The list in Dwight Howard's Bel Air bedroom won out after all, that totem pole of tasks that began with the one that inspired him to join the Houston Rockets.
"1. Shall come to pass that the Lakers will be the 2012-13 champs," the paper that was taped on his mirror read.
All the noise about his warped priorities, all those signs that he cared more about his business than his basketball, and Howard got it right in the end by chasing the one dream so many wondered if he cared about anymore: a championship.

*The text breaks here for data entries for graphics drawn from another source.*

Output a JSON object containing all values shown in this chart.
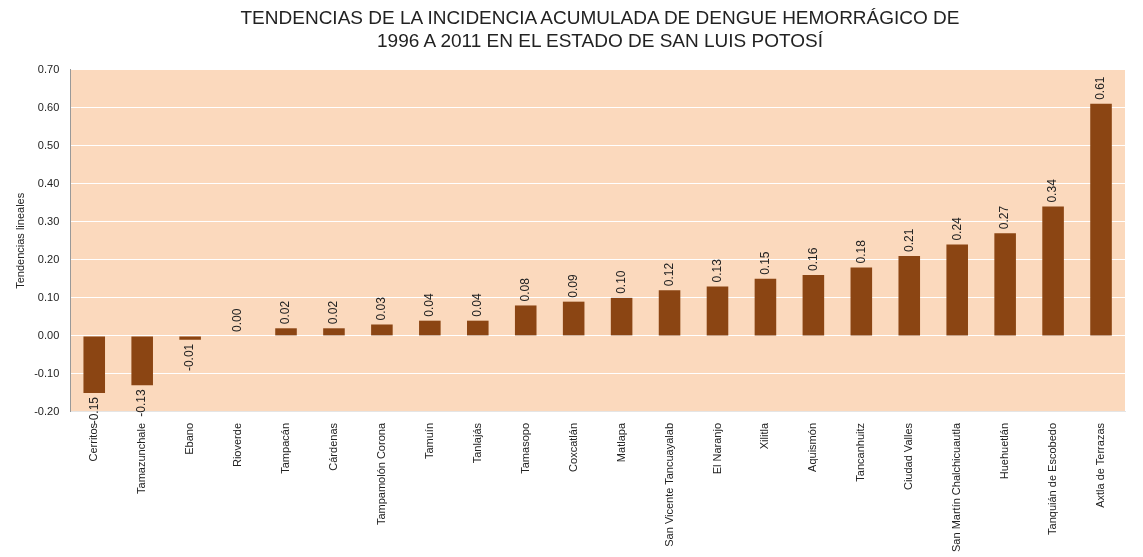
{
  "chart_data": {
    "type": "bar",
    "title": "TENDENCIAS DE LA INCIDENCIA ACUMULADA DE DENGUE HEMORRÁGICO DE 1996 A 2011 EN EL ESTADO DE SAN LUIS POTOSÍ",
    "ylabel": "Tendencias lineales",
    "categories": [
      "Cerritos",
      "Tamazunchale",
      "Ebano",
      "Rioverde",
      "Tampacán",
      "Cárdenas",
      "Tampamolón Corona",
      "Tamuín",
      "Tanlajás",
      "Tamasopo",
      "Coxcatlán",
      "Matlapa",
      "San Vicente Tancuayalab",
      "El Naranjo",
      "Xilitla",
      "Aquismón",
      "Tancanhuitz",
      "Ciudad Valles",
      "San Martín Chalchicuautla",
      "Huehuetlán",
      "Tanquián de Escobedo",
      "Axtla de Terrazas"
    ],
    "values": [
      -0.15,
      -0.13,
      -0.01,
      0.0,
      0.02,
      0.02,
      0.03,
      0.04,
      0.04,
      0.08,
      0.09,
      0.1,
      0.12,
      0.13,
      0.15,
      0.16,
      0.18,
      0.21,
      0.24,
      0.27,
      0.34,
      0.61
    ],
    "color": "#8b4513",
    "ylim": [
      -0.2,
      0.7
    ],
    "yticks": [
      {
        "value": -0.2,
        "label": "-0.20"
      },
      {
        "value": -0.1,
        "label": "-0.10"
      },
      {
        "value": 0,
        "label": "0.00"
      },
      {
        "value": 0.1,
        "label": "0.10"
      },
      {
        "value": 0.2,
        "label": "0.20"
      },
      {
        "value": 0.3,
        "label": "0.30"
      },
      {
        "value": 0.4,
        "label": "0.40"
      },
      {
        "value": 0.5,
        "label": "0.50"
      },
      {
        "value": 0.6,
        "label": "0.60"
      },
      {
        "value": 0.7,
        "label": "0.70"
      }
    ],
    "value_labels": [
      "-0.15",
      "-0.13",
      "-0.01",
      "0.00",
      "0.02",
      "0.02",
      "0.03",
      "0.04",
      "0.04",
      "0.08",
      "0.09",
      "0.10",
      "0.12",
      "0.13",
      "0.15",
      "0.16",
      "0.18",
      "0.21",
      "0.24",
      "0.27",
      "0.34",
      "0.61"
    ],
    "grid": "y"
  }
}
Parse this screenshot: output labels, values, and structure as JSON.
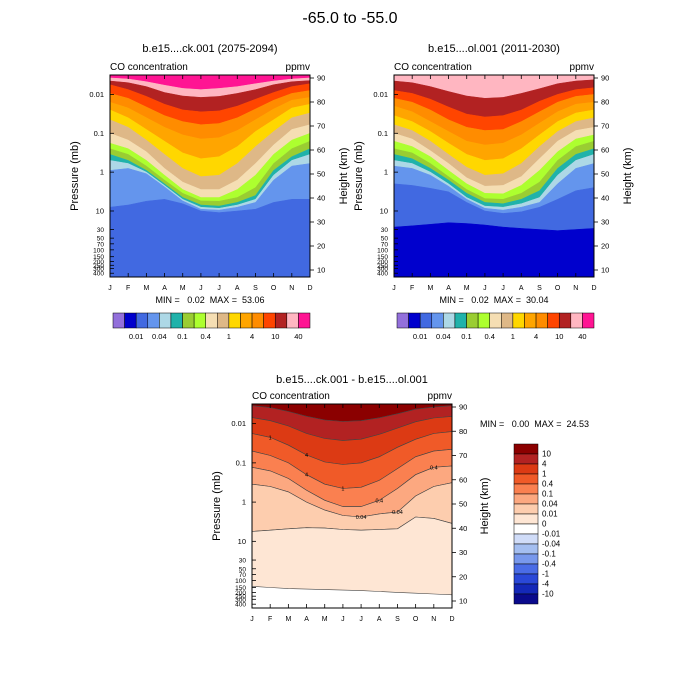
{
  "main_title": "-65.0 to -55.0",
  "chart_data": [
    {
      "type": "heatmap",
      "title": "b.e15....ck.001 (2075-2094)",
      "subtitle_left": "CO concentration",
      "subtitle_right": "ppmv",
      "ylabel": "Pressure (mb)",
      "ylabel_right": "Height (km)",
      "x_ticks": [
        "J",
        "F",
        "M",
        "A",
        "M",
        "J",
        "J",
        "A",
        "S",
        "O",
        "N",
        "D"
      ],
      "y_ticks_pressure": [
        "0.01",
        "0.1",
        "1",
        "10",
        "30",
        "50",
        "70",
        "100",
        "150",
        "200",
        "250",
        "300",
        "400"
      ],
      "y_ticks_height": [
        "90",
        "80",
        "70",
        "60",
        "50",
        "40",
        "30",
        "20",
        "10"
      ],
      "stats": "MIN =   0.02  MAX =  53.06",
      "legend_labels": [
        "0.01",
        "0.04",
        "0.1",
        "0.4",
        "1",
        "4",
        "10",
        "40"
      ],
      "level_colors": [
        "#9370DB",
        "#0000CD",
        "#4169E1",
        "#6495ED",
        "#ADD8E6",
        "#20B2AA",
        "#9ACD32",
        "#ADFF2F",
        "#F5DEB3",
        "#DEB887",
        "#FFD700",
        "#FFA500",
        "#FF8C00",
        "#FF4500",
        "#B22222",
        "#FFB6C1",
        "#FF1493"
      ],
      "levels_top_to_bottom": [
        16,
        15,
        14,
        13,
        12,
        11,
        10,
        9,
        8,
        7,
        6,
        5,
        4,
        3,
        2
      ],
      "boundaries_pressure": [
        [
          0.00375,
          0.004,
          0.0047,
          0.0058,
          0.007,
          0.0075,
          0.007,
          0.0063,
          0.0053,
          0.0045,
          0.004,
          0.00375
        ],
        [
          0.0045,
          0.005,
          0.0063,
          0.0089,
          0.011,
          0.0119,
          0.0112,
          0.0094,
          0.0075,
          0.0056,
          0.0047,
          0.0044
        ],
        [
          0.0056,
          0.0075,
          0.0112,
          0.0178,
          0.025,
          0.028,
          0.0265,
          0.02,
          0.0133,
          0.0089,
          0.0063,
          0.0053
        ],
        [
          0.0094,
          0.0126,
          0.0211,
          0.035,
          0.05,
          0.06,
          0.056,
          0.04,
          0.0237,
          0.0141,
          0.0094,
          0.0079
        ],
        [
          0.0158,
          0.0224,
          0.0398,
          0.07,
          0.11,
          0.14,
          0.13,
          0.085,
          0.045,
          0.0237,
          0.0141,
          0.0119
        ],
        [
          0.025,
          0.04,
          0.08,
          0.16,
          0.32,
          0.45,
          0.4,
          0.22,
          0.09,
          0.045,
          0.0224,
          0.0178
        ],
        [
          0.045,
          0.07,
          0.15,
          0.35,
          0.8,
          1.3,
          1.2,
          0.6,
          0.22,
          0.09,
          0.04,
          0.03
        ],
        [
          0.1,
          0.15,
          0.3,
          0.8,
          1.8,
          2.8,
          2.8,
          1.6,
          0.6,
          0.2,
          0.08,
          0.06
        ],
        [
          0.18,
          0.25,
          0.5,
          1.2,
          2.8,
          4.5,
          4.5,
          2.8,
          1.2,
          0.35,
          0.15,
          0.1
        ],
        [
          0.25,
          0.35,
          0.7,
          1.6,
          3.5,
          5.5,
          5.6,
          4.5,
          2.5,
          0.6,
          0.25,
          0.16
        ],
        [
          0.35,
          0.5,
          0.9,
          2,
          4.5,
          7,
          7.5,
          6,
          4,
          0.9,
          0.4,
          0.25
        ],
        [
          0.5,
          0.6,
          1,
          2.2,
          5,
          8,
          8.5,
          7,
          5,
          1.2,
          0.5,
          0.35
        ],
        [
          0.9,
          0.8,
          1.1,
          2.4,
          5.5,
          9,
          9.5,
          8,
          6,
          1.6,
          0.7,
          0.6
        ],
        [
          8,
          7,
          5.6,
          5,
          6.5,
          10,
          11,
          10,
          9,
          6,
          5,
          5
        ],
        [
          500,
          500,
          500,
          500,
          500,
          500,
          500,
          500,
          500,
          500,
          500,
          500
        ]
      ]
    },
    {
      "type": "heatmap",
      "title": "b.e15....ol.001 (2011-2030)",
      "subtitle_left": "CO concentration",
      "subtitle_right": "ppmv",
      "ylabel": "Pressure (mb)",
      "ylabel_right": "Height (km)",
      "x_ticks": [
        "J",
        "F",
        "M",
        "A",
        "M",
        "J",
        "J",
        "A",
        "S",
        "O",
        "N",
        "D"
      ],
      "y_ticks_pressure": [
        "0.01",
        "0.1",
        "1",
        "10",
        "30",
        "50",
        "70",
        "100",
        "150",
        "200",
        "250",
        "300",
        "400"
      ],
      "y_ticks_height": [
        "90",
        "80",
        "70",
        "60",
        "50",
        "40",
        "30",
        "20",
        "10"
      ],
      "stats": "MIN =   0.02  MAX =  30.04",
      "legend_labels": [
        "0.01",
        "0.04",
        "0.1",
        "0.4",
        "1",
        "4",
        "10",
        "40"
      ],
      "level_colors": [
        "#9370DB",
        "#0000CD",
        "#4169E1",
        "#6495ED",
        "#ADD8E6",
        "#20B2AA",
        "#9ACD32",
        "#ADFF2F",
        "#F5DEB3",
        "#DEB887",
        "#FFD700",
        "#FFA500",
        "#FF8C00",
        "#FF4500",
        "#B22222",
        "#FFB6C1",
        "#FF1493"
      ],
      "levels_top_to_bottom": [
        15,
        14,
        13,
        12,
        11,
        10,
        9,
        8,
        7,
        6,
        5,
        4,
        3,
        2,
        1
      ],
      "boundaries_pressure": [
        [
          0.0045,
          0.005,
          0.0063,
          0.0084,
          0.011,
          0.0126,
          0.0119,
          0.0094,
          0.0071,
          0.0053,
          0.0045,
          0.0042
        ],
        [
          0.0079,
          0.0094,
          0.0133,
          0.0211,
          0.032,
          0.038,
          0.035,
          0.0251,
          0.015,
          0.01,
          0.0075,
          0.0067
        ],
        [
          0.0126,
          0.0158,
          0.0251,
          0.045,
          0.07,
          0.085,
          0.08,
          0.05,
          0.028,
          0.0158,
          0.0112,
          0.01
        ],
        [
          0.02,
          0.028,
          0.05,
          0.09,
          0.16,
          0.2,
          0.18,
          0.11,
          0.055,
          0.028,
          0.0178,
          0.0158
        ],
        [
          0.035,
          0.05,
          0.09,
          0.18,
          0.35,
          0.5,
          0.45,
          0.25,
          0.11,
          0.05,
          0.03,
          0.025
        ],
        [
          0.06,
          0.085,
          0.16,
          0.35,
          0.75,
          1.2,
          1.1,
          0.6,
          0.22,
          0.09,
          0.05,
          0.04
        ],
        [
          0.1,
          0.14,
          0.28,
          0.6,
          1.4,
          2.3,
          2.2,
          1.3,
          0.45,
          0.16,
          0.085,
          0.07
        ],
        [
          0.16,
          0.22,
          0.4,
          0.9,
          2,
          3.5,
          3.6,
          2.2,
          0.9,
          0.3,
          0.14,
          0.11
        ],
        [
          0.25,
          0.32,
          0.6,
          1.3,
          2.8,
          4.8,
          5,
          3.5,
          1.8,
          0.5,
          0.22,
          0.16
        ],
        [
          0.35,
          0.45,
          0.8,
          1.6,
          3.5,
          6,
          6.5,
          5,
          3,
          0.8,
          0.35,
          0.25
        ],
        [
          0.5,
          0.6,
          1,
          2,
          4.5,
          7.5,
          8,
          6.5,
          4.5,
          1.2,
          0.5,
          0.35
        ],
        [
          0.7,
          0.8,
          1.2,
          2.3,
          5,
          8.5,
          9.5,
          8,
          6,
          2,
          0.8,
          0.6
        ],
        [
          2,
          2.2,
          2.6,
          3.2,
          6,
          10,
          11.5,
          10.5,
          8,
          5,
          3,
          2.5
        ],
        [
          26,
          24,
          22,
          20,
          21,
          23,
          26,
          28,
          30,
          32,
          30,
          28
        ],
        [
          500,
          500,
          500,
          500,
          500,
          500,
          500,
          500,
          500,
          500,
          500,
          500
        ]
      ]
    },
    {
      "type": "heatmap",
      "title": "b.e15....ck.001 - b.e15....ol.001",
      "subtitle_left": "CO concentration",
      "subtitle_right": "ppmv",
      "ylabel": "Pressure (mb)",
      "ylabel_right": "Height (km)",
      "x_ticks": [
        "J",
        "F",
        "M",
        "A",
        "M",
        "J",
        "J",
        "A",
        "S",
        "O",
        "N",
        "D"
      ],
      "y_ticks_pressure": [
        "0.01",
        "0.1",
        "1",
        "10",
        "30",
        "50",
        "70",
        "100",
        "150",
        "200",
        "250",
        "300",
        "400"
      ],
      "y_ticks_height": [
        "90",
        "80",
        "70",
        "60",
        "50",
        "40",
        "30",
        "20",
        "10"
      ],
      "stats": "MIN =   0.00  MAX =  24.53",
      "legend_labels": [
        "10",
        "4",
        "1",
        "0.4",
        "0.1",
        "0.04",
        "0.01",
        "0",
        "-0.01",
        "-0.04",
        "-0.1",
        "-0.4",
        "-1",
        "-4",
        "-10"
      ],
      "legend_colors": [
        "#8B0000",
        "#B22222",
        "#DC3A14",
        "#F05A28",
        "#FA8050",
        "#FCA880",
        "#FDCDAE",
        "#FEE6D4",
        "#FFFFFF",
        "#D0DCF8",
        "#A4BEF0",
        "#7898EC",
        "#4A6CE6",
        "#2A48D8",
        "#1428B8",
        "#0A0A8C"
      ],
      "level_colors": [
        "#FEE6D4",
        "#FDCDAE",
        "#FCA880",
        "#FA8050",
        "#F05A28",
        "#DC3A14",
        "#B22222",
        "#8B0000"
      ],
      "contour_labels": [
        "4",
        "4",
        "1",
        "1",
        "0.4",
        "0.4",
        "0.04",
        "0.04"
      ],
      "levels_top_to_bottom": [
        7,
        6,
        5,
        4,
        3,
        2,
        1,
        0
      ],
      "boundaries_pressure": [
        [
          0.0035,
          0.0039,
          0.0049,
          0.0065,
          0.0081,
          0.0088,
          0.0084,
          0.0071,
          0.0056,
          0.0043,
          0.0038,
          0.0035
        ],
        [
          0.007,
          0.0084,
          0.0115,
          0.0178,
          0.024,
          0.027,
          0.025,
          0.0188,
          0.013,
          0.009,
          0.0072,
          0.0066
        ],
        [
          0.0178,
          0.0224,
          0.0355,
          0.063,
          0.095,
          0.11,
          0.1,
          0.07,
          0.04,
          0.0251,
          0.0178,
          0.016
        ],
        [
          0.05,
          0.065,
          0.1,
          0.2,
          0.35,
          0.45,
          0.42,
          0.28,
          0.14,
          0.07,
          0.05,
          0.045
        ],
        [
          0.13,
          0.16,
          0.25,
          0.5,
          0.9,
          1.3,
          1.3,
          0.9,
          0.45,
          0.2,
          0.13,
          0.12
        ],
        [
          0.35,
          0.4,
          0.55,
          1,
          1.6,
          2.2,
          2.4,
          2,
          1.8,
          0.7,
          0.4,
          0.32
        ],
        [
          5.6,
          5.2,
          4.8,
          4.5,
          4.6,
          5,
          5.2,
          5,
          4.8,
          2.4,
          2.6,
          3.5
        ],
        [
          140,
          150,
          160,
          165,
          170,
          175,
          180,
          190,
          200,
          210,
          220,
          230
        ]
      ]
    }
  ]
}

This was a "Dwightmare" at almost every turn, from the Orlando chapter gone wrong to drama in Laker Land that started at the outset and seemed to never stop.

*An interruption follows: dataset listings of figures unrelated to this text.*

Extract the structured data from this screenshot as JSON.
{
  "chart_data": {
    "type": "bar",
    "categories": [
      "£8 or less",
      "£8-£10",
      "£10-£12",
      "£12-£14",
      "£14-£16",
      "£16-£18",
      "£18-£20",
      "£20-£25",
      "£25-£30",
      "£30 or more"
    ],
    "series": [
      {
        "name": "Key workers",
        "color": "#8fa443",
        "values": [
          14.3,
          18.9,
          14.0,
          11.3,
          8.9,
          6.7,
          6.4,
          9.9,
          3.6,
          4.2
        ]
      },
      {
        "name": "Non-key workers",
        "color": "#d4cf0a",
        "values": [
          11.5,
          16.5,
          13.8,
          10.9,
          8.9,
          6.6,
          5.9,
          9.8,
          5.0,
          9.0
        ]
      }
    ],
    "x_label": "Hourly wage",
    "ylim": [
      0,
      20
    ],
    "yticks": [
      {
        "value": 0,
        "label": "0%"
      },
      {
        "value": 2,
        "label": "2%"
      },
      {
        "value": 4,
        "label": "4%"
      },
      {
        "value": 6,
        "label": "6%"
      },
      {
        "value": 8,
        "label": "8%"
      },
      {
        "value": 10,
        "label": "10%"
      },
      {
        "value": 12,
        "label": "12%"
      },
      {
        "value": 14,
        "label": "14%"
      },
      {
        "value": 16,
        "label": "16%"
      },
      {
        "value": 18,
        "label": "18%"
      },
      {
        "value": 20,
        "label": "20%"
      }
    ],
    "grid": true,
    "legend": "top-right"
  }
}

Even with the scorched earth he left behind in Los Angeles, where the Lakers are so unaccustomed to being left at the altar when it comes to the game's greats, Howard put only one thing first: winning. He wanted to win and win now. And that meant joining James Harden & Co. to give it a go.
That option wasn't quite so clear anywhere else, not with the aging Dirk Nowitzki and an unclear roster in Dallas, the overbearing Kobe Bryant and overhyped roster with the Lakers, the wide-open roster in Atlanta or the intriguing but complicated situation with Golden State. And so Howard joined the Rockets, heading for Houston with the hopes of restarting his mission after the Lakers' awful 2012-13 campaign in which they went 45-37 and were swept by San Antonio first the first round of the playoffs.
There was none of his now-infamous waffling this time, either. Howard made his decision, first reported by USA TODAY Sports, before boarding a plane in Colorado headed back to Los Angeles, where he intended all along to inform the Lakers and announce his destination via Twitter.
He would eventually do just that, changing the jersey on his Twitter avatar to Rockets garb and sharing his enthusiastic thoughts not long after the Lakers' general manager announced Howard would not return.
Reactions were swift on social media, and former teammates Kobe Bryant and Pau Gasol quickly unfollowed Howard on Twitter.
But there should be no backlash, not with the indisputable reality that Howard is accepting $30 million less in order to chase a championship in a market that does less for his personal brand. Howard picked the right to-do list that hung on his mirror, ignoring – at least for now – the one that hung near the list of on-court goals and reads "Be an icon. Be iconic."
He may or may not reach that status with the Rockets, where Yao Ming certainly proved that global acclaim is possible outside New York, Chicago or LA. Howard may or may not win a title, what with the Miami Heat stubbornly standing their ground and so much parity in the league.
But he will be a happier, healthier version of himself than the one we saw in that disastrous trial run in Hollywood. Onward and upward it is for Howard, then. His road to redemption has officially begun.